Do Americans need another brand of personal computer?
Fred Allegrezza is betting the proceeds of his previous businesses (most recently, AnySource Media, sold to San Diego-based DivX last year; and digital-video purveyor Vertasent, sold to Motorola in 2006) the this market needs a simpler, crash-resistent, kitchen-proof, competitively-priced way for recreational computer users to share Facebook photos and Gmail and instant messaging.
The Drexel- (and Upper Dublin HS-) educated electrical engineer is rolling out Telikin-brand PCs this week at eight Clear smartphone stores and other locations. He hopes to hit 2,000/month in sales in the Philadelphia area (and online, nationally) this winter, and 1 million by 2012 (corrected). Chalfont-based Telikin employs 18, and expects to double that by the end of next year.
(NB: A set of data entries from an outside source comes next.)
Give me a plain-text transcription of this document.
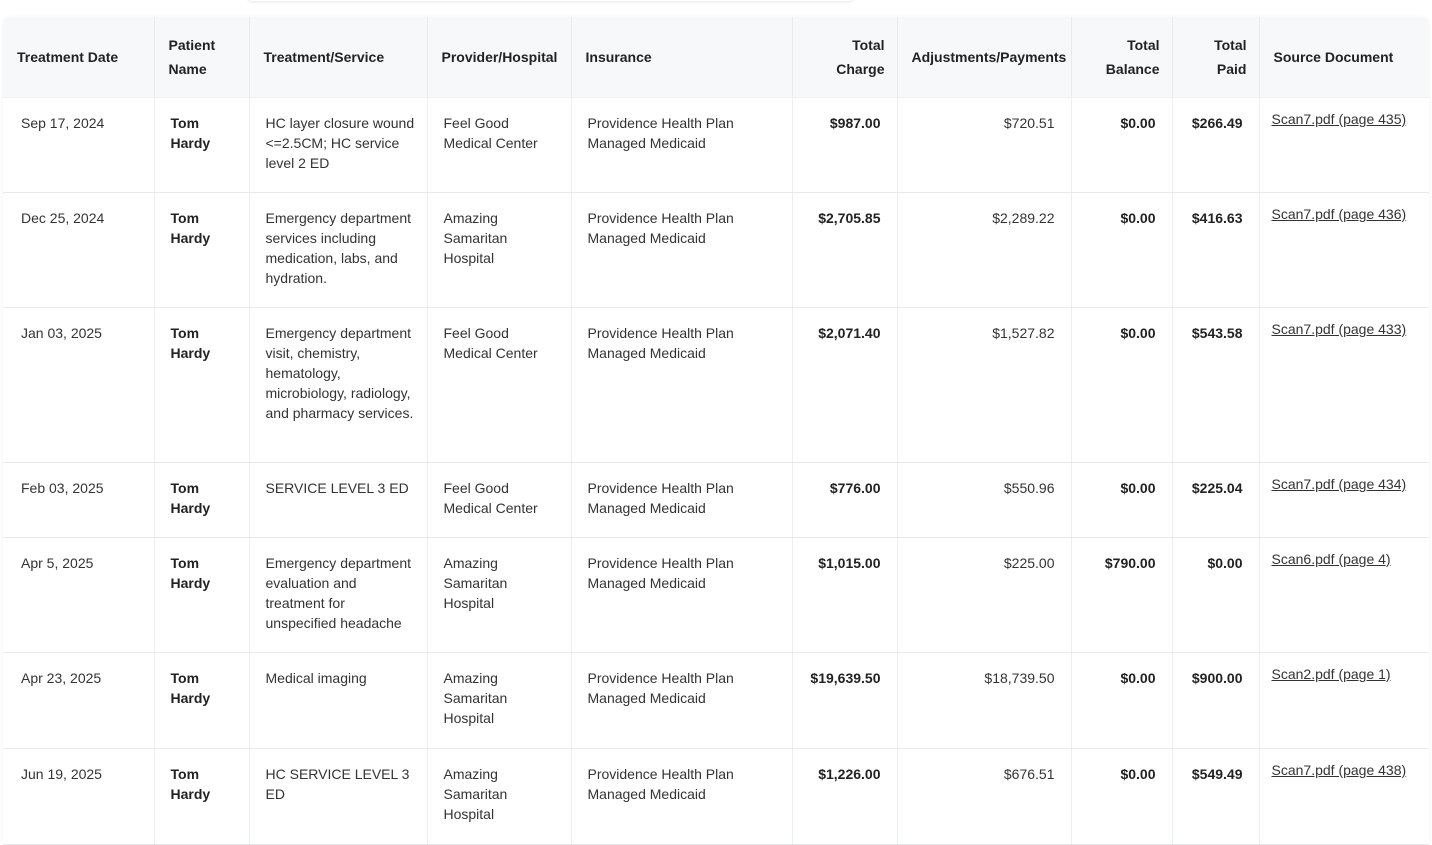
Treatment Date	Patient Name	Treatment/Service	Provider/Hospital	Insurance	Total Charge	Adjustments/Payments	Total Balance	Total Paid	Source Document
Sep 17, 2024	Tom Hardy	HC layer closure wound <=2.5CM; HC service level 2 ED	Feel Good Medical Center	Providence Health Plan Managed Medicaid	$987.00	$720.51	$0.00	$266.49	Scan7.pdf (page 435)
Dec 25, 2024	Tom Hardy	Emergency department services including medication, labs, and hydration.	Amazing Samaritan Hospital	Providence Health Plan Managed Medicaid	$2,705.85	$2,289.22	$0.00	$416.63	Scan7.pdf (page 436)
Jan 03, 2025	Tom Hardy	Emergency department visit, chemistry, hematology, microbiology, radiology, and pharmacy services.	Feel Good Medical Center	Providence Health Plan Managed Medicaid	$2,071.40	$1,527.82	$0.00	$543.58	Scan7.pdf (page 433)
Feb 03, 2025	Tom Hardy	SERVICE LEVEL 3 ED	Feel Good Medical Center	Providence Health Plan Managed Medicaid	$776.00	$550.96	$0.00	$225.04	Scan7.pdf (page 434)
Apr 5, 2025	Tom Hardy	Emergency department evaluation and treatment for unspecified headache	Amazing Samaritan Hospital	Providence Health Plan Managed Medicaid	$1,015.00	$225.00	$790.00	$0.00	Scan6.pdf (page 4)
Apr 23, 2025	Tom Hardy	Medical imaging	Amazing Samaritan Hospital	Providence Health Plan Managed Medicaid	$19,639.50	$18,739.50	$0.00	$900.00	Scan2.pdf (page 1)
Jun 19, 2025	Tom Hardy	HC SERVICE LEVEL 3 ED	Amazing Samaritan Hospital	Providence Health Plan Managed Medicaid	$1,226.00	$676.51	$0.00	$549.49	Scan7.pdf (page 438)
"We started out designing a computer for senior citizens. We've made it simpler, and easier to use. And we've found that has a wider appeal," Allegrezza told me. "Microsoft Windows 7 has become a very complex operating system, supporting everything from accounting systems, to designing jets. We developed this computer based on Linux, which runs on a majority of computers, and simplified it... We offer a touchscreen interface that keeps the buttons on the left, where they're always accessible. You can never get lost."
College students, busines owners, movie editors and engineering designers will want more sophisticated computers, but Allegrezza says his $700 system (18-inch LCD screen, 320-gigabyte drive, DVD, USB, 2-gigabyte RAM, dual-core Intel CPU at 1.8 gigahertz), with word-processing, printing and other basic functions, is competitive for tens of millions of potential users.
From Chalfont, Telikin loads its proprietary Linux-based software into PCs built by Taiwan-based Micro-Star International (laptops are on the way) and ships them nationally. "We believe in trying to keep as much as we can in the States." He'll present Telikin for a wider audience at the yearly Consumer Electronics Show in Las Vegas in January.
Allegrezza and past business partners Cliff Lewis and Tim Court have paid development costs so far. Allegrezza is well-connected at Comcast, a customer of his past companies, and at Motorola, whose Horsham-based General Instruments division he served earlier in his career.
He's trying to raise a few million dollars to fund expansion. "Fred's a very methodical, can-do type of engineer," Rob Adams, cofounder of Philadelhpia's NextStage Capital and a past investor in Anysource, told me. "He's very pragmatic. He's verygood at attracting engineers and entrepreneurs to work with him. We're taking a look at his company."
Or will Telikin sell out, if it catches on? "We do see the option for a large computer manufacturer selling a version with our software and aplication system," Allegrezza told me, sounding happy, when I asked.